Press Club

ACFD Says It’s Prepared for Coronavirus

With two cases now confirmed in Arlington, coronavirus is here and spreading. The Arlington County Fire Department, however, says it’s prepared.

“As other organizations begin taking steps to limit chances of exposure to coronavirus, we are prepared to respond to it,” the department said today on social media. “In consultation with [the Centers for Disease Control] and [Arlington Dept. of Human Services], we have the plans and equipment to safely handle potential cases while keeping our members safe.”

“We’re going to be restricting some of our activity,” ACFD spokesman Capt. Justin Tirelli tells ARLnow. While firefighters will still be responding to calls as usual, activities like school groups visiting firehouses and other public events at stations will be cancelled.

Tirelli said firefighters already take “standard precautions” for flu cases — precautions are applicable to coronavirus.

For calls involving patients with flu-like symptoms, firefighters will wear masks, eye protection, gloves and gowns, and will then put a mask on the patient, Tirelli said. After a transport to the hospital for a patient with flu or coronavirus-like symptoms, per standard procedure, the ambulance’s passenger compartment and stretcher will be cleaned with hospital-grade disinfectant.
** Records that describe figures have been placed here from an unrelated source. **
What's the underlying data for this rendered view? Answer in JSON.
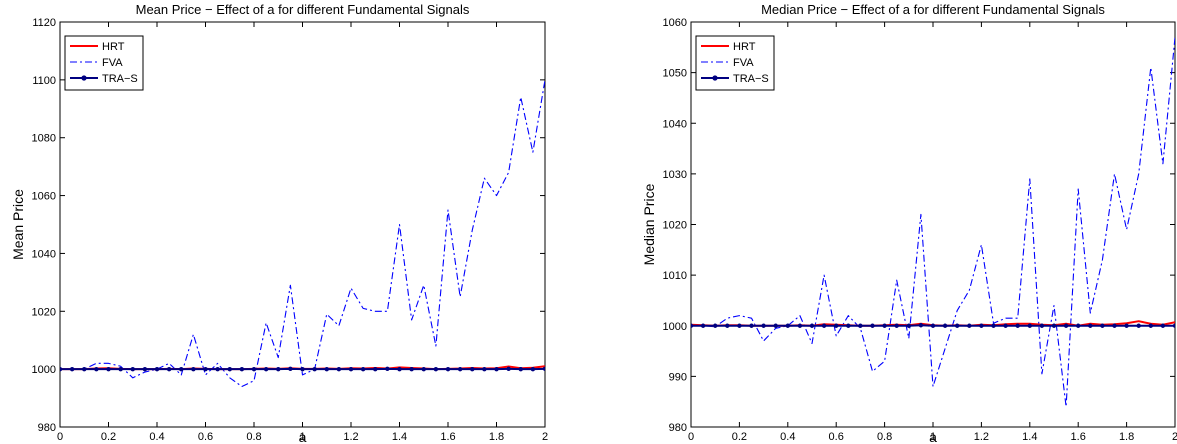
{
  "chart_data": [
    {
      "type": "line",
      "title": "Mean Price − Effect of a for different Fundamental Signals",
      "xlabel": "a",
      "ylabel": "Mean Price",
      "xlim": [
        0,
        2
      ],
      "ylim": [
        980,
        1120
      ],
      "xticks": [
        0,
        0.2,
        0.4,
        0.6,
        0.8,
        1,
        1.2,
        1.4,
        1.6,
        1.8,
        2
      ],
      "xtick_labels": [
        "0",
        "0.2",
        "0.4",
        "0.6",
        "0.8",
        "1",
        "1.2",
        "1.4",
        "1.6",
        "1.8",
        "2"
      ],
      "yticks": [
        980,
        1000,
        1020,
        1040,
        1060,
        1080,
        1100,
        1120
      ],
      "ytick_labels": [
        "980",
        "1000",
        "1020",
        "1040",
        "1060",
        "1080",
        "1100",
        "1120"
      ],
      "legend_position": "top-left",
      "grid": false,
      "x": [
        0,
        0.05,
        0.1,
        0.15,
        0.2,
        0.25,
        0.3,
        0.35,
        0.4,
        0.45,
        0.5,
        0.55,
        0.6,
        0.65,
        0.7,
        0.75,
        0.8,
        0.85,
        0.9,
        0.95,
        1,
        1.05,
        1.1,
        1.15,
        1.2,
        1.25,
        1.3,
        1.35,
        1.4,
        1.45,
        1.5,
        1.55,
        1.6,
        1.65,
        1.7,
        1.75,
        1.8,
        1.85,
        1.9,
        1.95,
        2
      ],
      "series": [
        {
          "name": "HRT",
          "color": "#ff0000",
          "style": "solid",
          "marker": "none",
          "values": [
            1000,
            1000,
            1000,
            1000.2,
            1000.3,
            1000.1,
            1000,
            1000,
            1000,
            1000.1,
            1000,
            1000.2,
            1000.1,
            1000,
            1000,
            1000,
            1000.1,
            1000.2,
            1000.1,
            1000.3,
            1000.1,
            1000.1,
            1000.2,
            1000.1,
            1000.3,
            1000.2,
            1000.4,
            1000.2,
            1000.6,
            1000.4,
            1000.2,
            1000,
            1000.1,
            1000.2,
            1000.4,
            1000.2,
            1000.3,
            1000.9,
            1000.3,
            1000.5,
            1001
          ]
        },
        {
          "name": "FVA",
          "color": "#0000ff",
          "style": "dash-dot",
          "marker": "none",
          "values": [
            1000,
            1000,
            1000,
            1002,
            1002,
            1001,
            997,
            999,
            1000,
            1002,
            998,
            1012,
            998,
            1002,
            997,
            994,
            996,
            1016,
            1004,
            1029,
            998,
            1000,
            1019,
            1015,
            1028,
            1021,
            1020,
            1020,
            1050,
            1017,
            1029,
            1008,
            1055,
            1025,
            1048,
            1066,
            1060,
            1068,
            1094,
            1075,
            1100
          ]
        },
        {
          "name": "TRA−S",
          "color": "#000080",
          "style": "solid",
          "marker": "dot",
          "values": [
            1000,
            1000,
            1000,
            1000,
            1000,
            1000,
            1000,
            1000,
            1000,
            1000,
            1000,
            1000,
            1000,
            1000,
            1000,
            1000,
            1000,
            1000,
            1000,
            1000.1,
            1000,
            1000,
            1000,
            1000,
            1000,
            1000,
            1000,
            1000.1,
            1000,
            1000,
            1000,
            1000,
            1000,
            1000,
            1000,
            1000,
            1000,
            1000.1,
            1000,
            1000,
            1000.1
          ]
        }
      ]
    },
    {
      "type": "line",
      "title": "Median Price − Effect of a for different Fundamental Signals",
      "xlabel": "a",
      "ylabel": "Median Price",
      "xlim": [
        0,
        2
      ],
      "ylim": [
        980,
        1060
      ],
      "xticks": [
        0,
        0.2,
        0.4,
        0.6,
        0.8,
        1,
        1.2,
        1.4,
        1.6,
        1.8,
        2
      ],
      "xtick_labels": [
        "0",
        "0.2",
        "0.4",
        "0.6",
        "0.8",
        "1",
        "1.2",
        "1.4",
        "1.6",
        "1.8",
        "2"
      ],
      "yticks": [
        980,
        990,
        1000,
        1010,
        1020,
        1030,
        1040,
        1050,
        1060
      ],
      "ytick_labels": [
        "980",
        "990",
        "1000",
        "1010",
        "1020",
        "1030",
        "1040",
        "1050",
        "1060"
      ],
      "legend_position": "top-left",
      "grid": false,
      "x": [
        0,
        0.05,
        0.1,
        0.15,
        0.2,
        0.25,
        0.3,
        0.35,
        0.4,
        0.45,
        0.5,
        0.55,
        0.6,
        0.65,
        0.7,
        0.75,
        0.8,
        0.85,
        0.9,
        0.95,
        1,
        1.05,
        1.1,
        1.15,
        1.2,
        1.25,
        1.3,
        1.35,
        1.4,
        1.45,
        1.5,
        1.55,
        1.6,
        1.65,
        1.7,
        1.75,
        1.8,
        1.85,
        1.9,
        1.95,
        2
      ],
      "series": [
        {
          "name": "HRT",
          "color": "#ff0000",
          "style": "solid",
          "marker": "none",
          "values": [
            1000.2,
            1000.1,
            1000,
            1000.1,
            1000.1,
            1000,
            1000,
            1000,
            1000,
            1000.1,
            1000,
            1000.3,
            1000.2,
            1000.1,
            1000,
            1000,
            1000.1,
            1000.2,
            1000.1,
            1000.4,
            1000.1,
            1000,
            1000.1,
            1000,
            1000.2,
            1000.1,
            1000.3,
            1000.4,
            1000.4,
            1000.2,
            1000.1,
            1000.4,
            1000,
            1000.4,
            1000.2,
            1000.3,
            1000.5,
            1000.9,
            1000.4,
            1000.2,
            1000.7
          ]
        },
        {
          "name": "FVA",
          "color": "#0000ff",
          "style": "dash-dot",
          "marker": "none",
          "values": [
            1000.2,
            1000,
            999.8,
            1001.5,
            1002,
            1001.5,
            997,
            999.5,
            1000,
            1002,
            996.5,
            1010,
            998,
            1002,
            999.5,
            991,
            993,
            1009,
            997.5,
            1022,
            988,
            995.5,
            1003,
            1007,
            1016,
            1000.5,
            1001.5,
            1001.5,
            1029,
            990.5,
            1004,
            984,
            1027,
            1002.5,
            1013,
            1030,
            1019,
            1030,
            1051,
            1032,
            1057
          ]
        },
        {
          "name": "TRA−S",
          "color": "#000080",
          "style": "solid",
          "marker": "dot",
          "values": [
            1000,
            1000,
            1000,
            1000,
            1000,
            1000,
            1000,
            1000,
            1000,
            1000,
            1000,
            1000,
            1000,
            1000,
            1000,
            1000,
            1000,
            1000,
            1000,
            1000.1,
            1000,
            1000,
            1000,
            1000,
            1000,
            1000,
            1000,
            1000,
            1000,
            1000,
            1000,
            1000,
            1000,
            1000,
            1000,
            1000,
            1000,
            1000,
            1000,
            1000,
            1000
          ]
        }
      ]
    }
  ]
}
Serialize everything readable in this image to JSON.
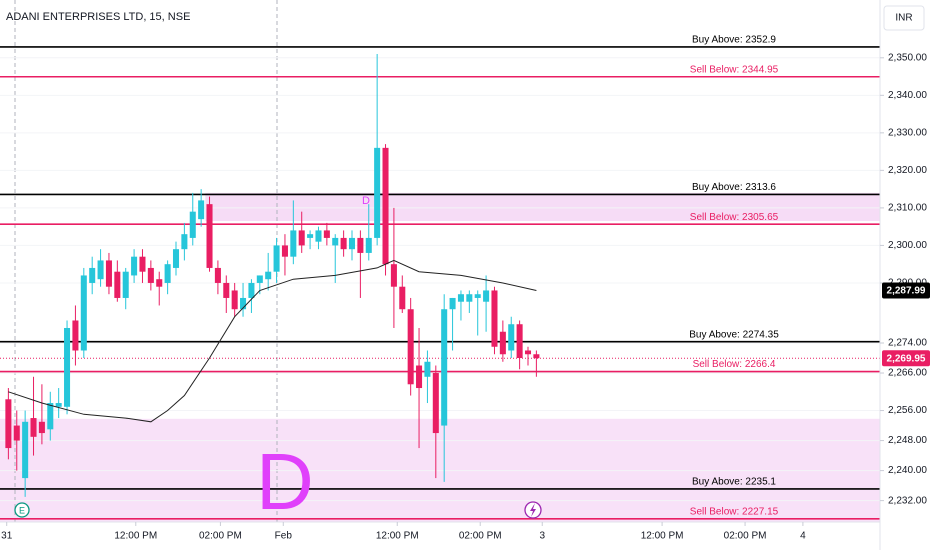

Tirelli noted that the fire department has not seen a noticeable uptick in calls for people with flu-like symptoms, but ACFD is expecting such calls to increase as the outbreak worsens.

“The question is whether it’s a drastic and sudden increase or a gradual increase,” he said. “We’re hoping for [gradual].”

Tirelli has some suggestions for Arlington residents. First, don’t call 911 or the Emergency Communications Center for general questions or advice, as many people have been doing — the Virginia Dept. of Health has a call center for that: 1-877-ASK-VDH3 (275-8343).

Second, follow the advice of experts to help prevent the spread of disease — everything from frequent hand washing to avoiding large crowds.

“Taking on the extra responsibility of not being around a lot of people is really key,” Tirelli said. “People have to live, we know you have to go to the grocery store, but if you can avoid large gatherings and events… it’s not going to eliminate the illness, but it’s going to slow the spread. A rapid increase [in cases] is going to overwhelm the system and that’s what we don’t want.”